Vault Ruby Client Build Status

Vault is the official Ruby client for interacting with Vault by HashiCorp.

Quick Start

Install Ruby 2.0+: Guide.

Please note that Vault Ruby may work on older Ruby installations like Ruby 1.9, but you should not use these versions of Ruby when communicating with a Vault server. Ruby 1.9 has reached EOL and will no longer receive important security patches or maintenance updates. There are known security vulnerabilities specifically around SSL ciphers, which this library uses to communicate with a Vault server. While many distros still ship with Ruby 1.9 as the default, you are highly discouraged from using this library on any version of Ruby lower than Ruby 2.0.

Install via Rubygems:

$ gem install vault

or add it to your Gemfile if you're using Bundler:

gem "vault", "~> 0.1"

and then run the bundle command to install.

Start a Vault client:

Vault.address = "http://127.0.0.1:8200" # Also reads from ENV["VAULT_ADDR"]
Vault.token   = "abcd-1234" # Also reads from ENV["VAULT_TOKEN"]

Vault.sys.mounts #=> { :secret => #<struct Vault::Mount type="generic", description="generic secret storage"> }

Usage

The following configuration options are available:

Vault::Client.configure do |config|
  # The address of the Vault server, also read as ENV["VAULT_ADDR"]
  config.address = "https://127.0.0.1:8200"

  # The token to authenticate with Vault, also read as ENV["VAULT_TOKEN"]
  config.token = "abcd-1234"

  # Proxy connection information, also read as ENV["VAULT_PROXY_(thing)"]
  config.proxy_address  = "..."
  config.proxy_port     = "..."
  config.proxy_username = "..."
  config.proxy_password = "..."

  # Custom SSL PEM, also read as ENV["VAULT_SSL_CERT"]
  config.ssl_pem_file = "/path/on/disk.pem"

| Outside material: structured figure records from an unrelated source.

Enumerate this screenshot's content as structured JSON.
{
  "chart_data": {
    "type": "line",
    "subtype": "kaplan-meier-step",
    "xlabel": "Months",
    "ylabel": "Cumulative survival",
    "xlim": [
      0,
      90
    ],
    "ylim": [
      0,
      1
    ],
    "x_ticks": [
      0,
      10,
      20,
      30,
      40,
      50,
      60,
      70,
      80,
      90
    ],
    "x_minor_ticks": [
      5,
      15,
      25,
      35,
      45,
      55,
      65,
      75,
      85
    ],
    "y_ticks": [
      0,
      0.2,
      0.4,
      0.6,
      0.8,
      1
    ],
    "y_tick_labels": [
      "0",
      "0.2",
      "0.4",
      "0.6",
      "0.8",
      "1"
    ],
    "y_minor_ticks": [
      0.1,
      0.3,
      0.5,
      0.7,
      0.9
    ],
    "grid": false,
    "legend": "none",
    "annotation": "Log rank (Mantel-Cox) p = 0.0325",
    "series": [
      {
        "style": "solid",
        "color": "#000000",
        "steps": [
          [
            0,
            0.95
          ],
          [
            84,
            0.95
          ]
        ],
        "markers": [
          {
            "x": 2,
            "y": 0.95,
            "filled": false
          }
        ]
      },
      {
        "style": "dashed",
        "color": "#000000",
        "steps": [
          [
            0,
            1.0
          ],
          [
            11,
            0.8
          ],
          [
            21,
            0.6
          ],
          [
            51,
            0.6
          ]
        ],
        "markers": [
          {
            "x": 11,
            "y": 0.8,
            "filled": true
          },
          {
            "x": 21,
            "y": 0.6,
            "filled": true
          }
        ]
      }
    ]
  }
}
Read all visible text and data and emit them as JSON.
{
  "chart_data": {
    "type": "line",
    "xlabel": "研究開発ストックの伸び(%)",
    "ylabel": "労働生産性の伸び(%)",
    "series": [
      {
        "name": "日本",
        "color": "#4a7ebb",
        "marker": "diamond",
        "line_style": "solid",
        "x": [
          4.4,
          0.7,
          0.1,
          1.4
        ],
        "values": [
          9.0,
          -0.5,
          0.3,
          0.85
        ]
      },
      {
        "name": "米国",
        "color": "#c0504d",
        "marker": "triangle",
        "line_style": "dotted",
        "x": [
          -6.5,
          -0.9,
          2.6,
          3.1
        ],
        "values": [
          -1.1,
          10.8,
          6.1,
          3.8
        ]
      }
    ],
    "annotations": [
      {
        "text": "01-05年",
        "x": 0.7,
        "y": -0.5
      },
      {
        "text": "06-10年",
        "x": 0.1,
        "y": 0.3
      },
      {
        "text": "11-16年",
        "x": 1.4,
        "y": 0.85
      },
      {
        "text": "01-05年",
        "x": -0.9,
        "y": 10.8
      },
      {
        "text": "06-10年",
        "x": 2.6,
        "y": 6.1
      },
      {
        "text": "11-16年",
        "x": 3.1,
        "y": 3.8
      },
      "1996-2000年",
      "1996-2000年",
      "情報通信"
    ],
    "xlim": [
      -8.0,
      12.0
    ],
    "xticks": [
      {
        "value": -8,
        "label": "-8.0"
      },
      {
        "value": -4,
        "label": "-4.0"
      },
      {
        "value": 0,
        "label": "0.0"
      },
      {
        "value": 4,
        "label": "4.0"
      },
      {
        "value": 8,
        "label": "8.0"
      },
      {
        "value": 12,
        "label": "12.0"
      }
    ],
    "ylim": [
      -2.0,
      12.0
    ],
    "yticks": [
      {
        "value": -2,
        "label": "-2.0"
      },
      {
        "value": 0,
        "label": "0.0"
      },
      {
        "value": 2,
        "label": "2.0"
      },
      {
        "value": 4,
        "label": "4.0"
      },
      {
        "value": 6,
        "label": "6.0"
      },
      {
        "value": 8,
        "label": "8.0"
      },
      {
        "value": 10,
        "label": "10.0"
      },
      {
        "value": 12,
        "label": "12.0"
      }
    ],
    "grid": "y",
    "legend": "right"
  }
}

  # Use SSL verification, also read as ENV["VAULT_SSL_VERIFY"]
  config.ssl_verify = false

  # Timeout the connection after a certain amount of time (seconds), also read
  # as ENV["VAULT_TIMEOUT"]
  config.timeout = 30

  # It is also possible to have finer-grained controls over the timeouts, these
  # may also be read as environment variables
  config.ssl_timeout  = 5
  config.open_timeout = 5
  config.read_timeout = 30
end

If you do not want the Vault singleton, of if you need to communicate with multiple Vault servers at once, you can create indepenent client objects:

client_1 = Vault::Client.new(address: "https://vault.mycompany.com")
client_2 = Vault::Client.new(address: "https://other-vault.mycompany.com")

Making requests

All of the methods and API calls are heavily documented with examples inline using YARD. In order to keep the examples versioned with the code, the README only lists a few examples for using the Vault gem. Please see the inline documentation for the full API documentation. The tests in the 'spec' directory are an additional source of examples.

Seal Status

Vault.sys.seal_status
#=> #<Vault::SealStatus sealed=false, t=1, n=1, progress=0>

Create a Secret

Vault.logical.write("secret/bacon", delicious: true, cooktime: "11")
#=> #<Vault::Secret lease_id="">

Retrieve a Secret

Vault.logical.read("secret/bacon")
#=> #<Vault::Secret lease_id="">

Seal the Vault

Vault.sys.seal #=> true

Development

  1. Clone the project on GitHub
  2. Create a feature branch
  3. Submit a Pull Request

Important Notes:

  • All new features must include test coverage. At a bare minimum, Unit tests are required. It is preferred if you include acceptance tests as well.
  • The tests must be be idempotent. The HTTP calls made during a test should be able to be run over and over.
  • Tests are order independent. The default RSpec configuration randomizes the test order, so this should not be a problem.